One possible compromise is for the U.S. to give more aid to poor countries to fight global warming in return for a weaker American emissions-reduction goal. Developing nations may need as much as 54 billion euros ($75 billion) a year by 2030 to adapt to climate change, UN projections cited by the EU show.
‘Big Climate Check’
“The less of a reduction you make, the bigger the climate check you write,” said Sanjeev Kumar, a Brussels-based emissions-policy analyst at the environmental group WWF. “That’s where the politics are going.”
In return for aid, poorer countries should commit to limiting emissions growth in 2020 to 15 percent to 30 percent below “business as usual,” the EU proposes.
“Let’s see some leadership from industrialized countries and let’s see some clarity on stable and predictable financial support for developing countries,” said Yvo de Boer, executive secretary of the UN Framework Convention on Climate Change, which is guiding the negotiations. “Then we can talk about what developing countries are able to do.”

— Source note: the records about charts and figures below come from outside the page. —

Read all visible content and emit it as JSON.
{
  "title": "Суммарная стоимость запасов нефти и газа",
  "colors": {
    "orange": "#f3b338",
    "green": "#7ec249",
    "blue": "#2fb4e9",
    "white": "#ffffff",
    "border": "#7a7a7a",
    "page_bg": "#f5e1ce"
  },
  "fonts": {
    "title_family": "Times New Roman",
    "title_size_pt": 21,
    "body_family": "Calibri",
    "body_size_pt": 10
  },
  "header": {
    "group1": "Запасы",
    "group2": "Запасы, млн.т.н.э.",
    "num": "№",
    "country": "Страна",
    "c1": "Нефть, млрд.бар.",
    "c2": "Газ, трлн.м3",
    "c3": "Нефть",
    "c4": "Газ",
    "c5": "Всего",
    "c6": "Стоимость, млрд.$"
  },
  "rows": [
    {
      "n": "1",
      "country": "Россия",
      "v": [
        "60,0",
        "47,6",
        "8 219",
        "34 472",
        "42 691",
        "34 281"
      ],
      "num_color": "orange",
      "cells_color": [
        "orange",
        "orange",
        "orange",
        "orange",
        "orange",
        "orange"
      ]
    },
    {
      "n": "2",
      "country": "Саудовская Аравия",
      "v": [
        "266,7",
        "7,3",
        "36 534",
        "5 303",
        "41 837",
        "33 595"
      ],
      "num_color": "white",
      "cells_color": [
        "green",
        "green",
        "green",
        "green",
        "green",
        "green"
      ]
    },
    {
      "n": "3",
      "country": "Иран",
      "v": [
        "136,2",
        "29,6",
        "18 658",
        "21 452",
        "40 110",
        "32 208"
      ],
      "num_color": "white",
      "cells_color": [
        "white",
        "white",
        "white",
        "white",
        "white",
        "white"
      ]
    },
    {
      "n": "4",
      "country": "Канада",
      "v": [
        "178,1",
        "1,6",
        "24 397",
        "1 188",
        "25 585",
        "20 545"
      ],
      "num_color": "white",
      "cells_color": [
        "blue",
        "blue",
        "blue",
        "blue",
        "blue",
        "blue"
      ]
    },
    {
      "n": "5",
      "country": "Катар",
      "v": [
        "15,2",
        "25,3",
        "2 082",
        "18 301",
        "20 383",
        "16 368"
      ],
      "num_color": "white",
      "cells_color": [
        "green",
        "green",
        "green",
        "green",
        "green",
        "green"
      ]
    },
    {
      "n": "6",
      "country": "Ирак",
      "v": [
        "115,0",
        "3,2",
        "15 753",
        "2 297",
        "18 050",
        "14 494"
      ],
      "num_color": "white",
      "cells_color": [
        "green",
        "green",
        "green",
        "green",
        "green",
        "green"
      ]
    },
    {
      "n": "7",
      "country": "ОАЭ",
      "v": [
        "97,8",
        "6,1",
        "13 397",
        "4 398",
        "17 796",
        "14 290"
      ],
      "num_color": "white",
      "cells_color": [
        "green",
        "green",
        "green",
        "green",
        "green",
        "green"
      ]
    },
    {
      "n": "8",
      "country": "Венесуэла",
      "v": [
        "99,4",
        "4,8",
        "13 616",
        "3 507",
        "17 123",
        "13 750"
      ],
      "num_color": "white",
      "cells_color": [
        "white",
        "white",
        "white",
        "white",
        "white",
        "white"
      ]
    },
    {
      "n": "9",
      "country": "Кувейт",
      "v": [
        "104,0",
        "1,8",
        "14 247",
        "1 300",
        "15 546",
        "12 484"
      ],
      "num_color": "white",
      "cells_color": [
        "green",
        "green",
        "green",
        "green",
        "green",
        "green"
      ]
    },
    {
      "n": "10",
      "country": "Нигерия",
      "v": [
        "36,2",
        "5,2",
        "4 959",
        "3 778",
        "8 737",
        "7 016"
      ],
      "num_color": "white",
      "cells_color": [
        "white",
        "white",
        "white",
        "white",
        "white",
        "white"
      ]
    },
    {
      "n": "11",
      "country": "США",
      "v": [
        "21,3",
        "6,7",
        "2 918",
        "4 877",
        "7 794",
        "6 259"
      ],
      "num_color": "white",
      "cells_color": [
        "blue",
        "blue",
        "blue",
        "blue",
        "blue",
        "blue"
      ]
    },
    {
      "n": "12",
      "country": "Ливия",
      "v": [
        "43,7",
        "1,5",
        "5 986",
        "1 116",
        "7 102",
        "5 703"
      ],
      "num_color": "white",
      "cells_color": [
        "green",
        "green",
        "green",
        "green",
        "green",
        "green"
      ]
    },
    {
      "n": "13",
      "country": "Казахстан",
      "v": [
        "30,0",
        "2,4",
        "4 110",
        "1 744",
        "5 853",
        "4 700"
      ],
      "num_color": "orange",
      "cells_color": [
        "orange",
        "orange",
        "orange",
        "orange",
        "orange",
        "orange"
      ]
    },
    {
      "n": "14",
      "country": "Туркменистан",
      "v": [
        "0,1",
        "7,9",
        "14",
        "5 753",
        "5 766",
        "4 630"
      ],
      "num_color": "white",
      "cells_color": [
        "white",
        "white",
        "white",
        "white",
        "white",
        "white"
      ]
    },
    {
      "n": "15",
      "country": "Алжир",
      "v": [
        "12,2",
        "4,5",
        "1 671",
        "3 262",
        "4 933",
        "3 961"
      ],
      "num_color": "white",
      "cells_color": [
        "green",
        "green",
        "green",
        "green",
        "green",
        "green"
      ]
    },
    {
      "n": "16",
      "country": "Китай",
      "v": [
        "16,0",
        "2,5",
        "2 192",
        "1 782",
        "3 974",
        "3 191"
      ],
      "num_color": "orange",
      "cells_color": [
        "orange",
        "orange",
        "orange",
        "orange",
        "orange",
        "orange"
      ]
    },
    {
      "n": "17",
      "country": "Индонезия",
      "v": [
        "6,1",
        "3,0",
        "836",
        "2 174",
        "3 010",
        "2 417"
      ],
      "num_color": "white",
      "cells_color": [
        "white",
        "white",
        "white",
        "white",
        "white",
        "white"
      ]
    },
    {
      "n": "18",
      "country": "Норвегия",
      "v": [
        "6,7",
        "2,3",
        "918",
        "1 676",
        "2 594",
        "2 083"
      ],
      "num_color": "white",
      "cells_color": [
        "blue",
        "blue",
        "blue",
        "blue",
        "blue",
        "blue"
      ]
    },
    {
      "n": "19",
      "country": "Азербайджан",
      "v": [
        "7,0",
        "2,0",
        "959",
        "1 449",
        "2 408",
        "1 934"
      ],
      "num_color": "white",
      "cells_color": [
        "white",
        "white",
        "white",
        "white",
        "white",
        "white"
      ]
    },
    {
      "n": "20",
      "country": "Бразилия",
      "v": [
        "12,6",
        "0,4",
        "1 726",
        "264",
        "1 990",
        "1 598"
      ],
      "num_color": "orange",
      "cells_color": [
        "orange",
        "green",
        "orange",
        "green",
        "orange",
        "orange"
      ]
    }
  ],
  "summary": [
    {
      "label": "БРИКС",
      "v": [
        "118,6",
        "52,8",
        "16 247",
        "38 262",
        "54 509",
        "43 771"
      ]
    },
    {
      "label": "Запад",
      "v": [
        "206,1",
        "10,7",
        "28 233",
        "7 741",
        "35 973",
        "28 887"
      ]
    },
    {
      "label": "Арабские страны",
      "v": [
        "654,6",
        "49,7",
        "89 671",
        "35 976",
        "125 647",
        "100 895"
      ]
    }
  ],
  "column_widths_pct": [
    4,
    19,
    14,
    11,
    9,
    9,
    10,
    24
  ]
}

The U.S. refused to ratify the 1997 Kyoto Protocol, whose limits expire in 2012. Senators said it gave an advantage to factories in China and elsewhere by sparing those businesses from pollution controls. Obama reversed eight years of U.S. opposition to emissions curbs under former President George W. Bush and has pledged action to fight climate change.
Recession Effect
The recession makes it harder for Obama to seek a stricter cap in the draft law. Republican Representative Mike Pence of Indiana called the plan, which also needs the Senate’s support, “an economic declaration of war on the Midwest,” which relies more than coastal states on power from burning emissions- intensive coal.
“Nobody wants a repeat of Kyoto,” said Jake Schmidt, the Washington-based international climate policy director at the Natural Resources Defense Council. “They don’t want the U.S. to come in and commit to something it can’t deliver at home.”
In addition to the June session, other rounds of talks are scheduled for September and November.
“I’m confident the numbers will be improved on by December,” the UN’s de Boer said.